The
bromate–aniline oscillatory reaction was discovered
4 decades ago, but neither the detailed mechanism nor the key products
or intermediates of the reaction were described. We report herein
a detailed study of this reaction, which yielded new insights. We
found that oscillatory oxidation of aniline by acidic bromate proceeds,
to a significant extent, via a novel reaction pathway with the periodic
release of carbon dioxide. Several products were isolated, and their
structures, not described so far, were justified on the basis of MS
and NMR. One of the main products of the reaction associated with
the CO2 release route can be assigned to 2,2-dibromo-5-(phenylimino)cyclopent-3-en-1-one.

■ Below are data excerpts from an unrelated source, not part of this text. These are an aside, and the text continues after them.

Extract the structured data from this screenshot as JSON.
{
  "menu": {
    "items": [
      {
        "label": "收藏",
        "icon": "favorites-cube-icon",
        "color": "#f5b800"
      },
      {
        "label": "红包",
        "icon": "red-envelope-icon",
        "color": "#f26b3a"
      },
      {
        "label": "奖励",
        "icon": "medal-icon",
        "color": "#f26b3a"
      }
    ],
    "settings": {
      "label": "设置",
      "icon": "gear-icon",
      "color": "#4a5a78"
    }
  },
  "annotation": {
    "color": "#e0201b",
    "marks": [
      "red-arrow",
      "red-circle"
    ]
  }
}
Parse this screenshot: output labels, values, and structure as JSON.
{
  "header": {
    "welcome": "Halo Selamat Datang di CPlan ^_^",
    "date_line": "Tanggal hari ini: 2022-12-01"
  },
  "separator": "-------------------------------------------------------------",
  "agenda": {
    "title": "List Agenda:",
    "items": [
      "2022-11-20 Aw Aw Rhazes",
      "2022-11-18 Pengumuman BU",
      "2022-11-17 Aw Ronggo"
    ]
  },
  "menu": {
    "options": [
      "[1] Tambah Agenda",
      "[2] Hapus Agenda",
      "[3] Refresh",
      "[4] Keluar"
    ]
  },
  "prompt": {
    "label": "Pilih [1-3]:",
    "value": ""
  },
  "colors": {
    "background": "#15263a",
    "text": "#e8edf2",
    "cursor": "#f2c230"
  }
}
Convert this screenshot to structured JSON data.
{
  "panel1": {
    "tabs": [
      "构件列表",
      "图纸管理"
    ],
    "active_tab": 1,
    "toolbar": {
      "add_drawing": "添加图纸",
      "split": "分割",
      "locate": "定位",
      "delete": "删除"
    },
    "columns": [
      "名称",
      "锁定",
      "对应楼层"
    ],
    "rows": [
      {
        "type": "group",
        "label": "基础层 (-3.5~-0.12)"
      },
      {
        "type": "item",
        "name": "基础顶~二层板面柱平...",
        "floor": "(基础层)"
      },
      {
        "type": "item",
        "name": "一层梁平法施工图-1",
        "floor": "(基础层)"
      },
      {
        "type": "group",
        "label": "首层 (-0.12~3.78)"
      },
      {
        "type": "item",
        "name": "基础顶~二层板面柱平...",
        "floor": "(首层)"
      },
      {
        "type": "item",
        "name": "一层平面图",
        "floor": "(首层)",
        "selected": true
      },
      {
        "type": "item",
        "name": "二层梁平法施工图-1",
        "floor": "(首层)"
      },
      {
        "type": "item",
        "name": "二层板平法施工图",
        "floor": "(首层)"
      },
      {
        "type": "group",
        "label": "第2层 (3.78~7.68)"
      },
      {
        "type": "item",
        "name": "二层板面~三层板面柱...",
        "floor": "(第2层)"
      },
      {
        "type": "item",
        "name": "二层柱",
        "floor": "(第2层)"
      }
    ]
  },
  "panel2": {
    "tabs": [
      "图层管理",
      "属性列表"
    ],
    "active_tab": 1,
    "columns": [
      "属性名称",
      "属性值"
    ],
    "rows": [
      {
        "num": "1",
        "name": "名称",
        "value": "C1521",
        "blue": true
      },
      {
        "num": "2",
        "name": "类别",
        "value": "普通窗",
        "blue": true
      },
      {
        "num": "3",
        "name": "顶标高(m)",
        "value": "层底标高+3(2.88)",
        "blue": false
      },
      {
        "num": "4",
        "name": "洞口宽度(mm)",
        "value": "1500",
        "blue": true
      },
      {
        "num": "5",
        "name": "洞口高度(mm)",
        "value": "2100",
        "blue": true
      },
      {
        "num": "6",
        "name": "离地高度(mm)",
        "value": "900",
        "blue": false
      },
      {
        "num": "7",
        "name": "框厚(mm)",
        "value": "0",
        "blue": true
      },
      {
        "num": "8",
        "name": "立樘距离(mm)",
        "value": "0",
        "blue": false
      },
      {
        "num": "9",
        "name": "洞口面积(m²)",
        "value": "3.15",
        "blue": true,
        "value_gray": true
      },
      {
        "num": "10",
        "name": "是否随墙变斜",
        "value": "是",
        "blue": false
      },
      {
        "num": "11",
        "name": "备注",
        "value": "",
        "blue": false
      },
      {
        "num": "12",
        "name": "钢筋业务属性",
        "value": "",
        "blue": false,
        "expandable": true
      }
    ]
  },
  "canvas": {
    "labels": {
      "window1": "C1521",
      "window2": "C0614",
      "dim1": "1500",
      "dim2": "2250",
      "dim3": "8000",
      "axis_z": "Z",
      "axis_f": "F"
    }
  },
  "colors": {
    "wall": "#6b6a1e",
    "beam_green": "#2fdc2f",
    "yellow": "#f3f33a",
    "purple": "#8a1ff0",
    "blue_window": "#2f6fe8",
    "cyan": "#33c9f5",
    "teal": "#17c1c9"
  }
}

A number of known compounds produced in the studied reaction, including
unexpected brominated 1-phenylpyrroles and 1-phenylmaleimides, were
identified by comparison with standards. A mechanism is suggested
to explain the appearance of the detected compounds, based on coupling
of the anilino radical with the produced 1,4-benzoquinone. We assume
that the radical adduct reacts with bromine to form a cyclopropanone
intermediate that undergoes a Favorskii-type rearrangement. Further
oxidation and bromination steps including decarboxylation lead to
the found brominated phenyliminocyclopentenones. The detected derivatives
of 1-phenylpyrrole could be produced by a one-electron oxidation of
a proposed intermediate 2-phenylamino-5-bromocyclopenta-1,3-dien-1-ol
followed by β-scission with the abstraction of carbon monoxide.
Such a mechanism is known from the combustion chemistry of cyclopentadiene.
The proposed mechanism of this reaction provides a framework for understanding
the observed oscillatory kinetics.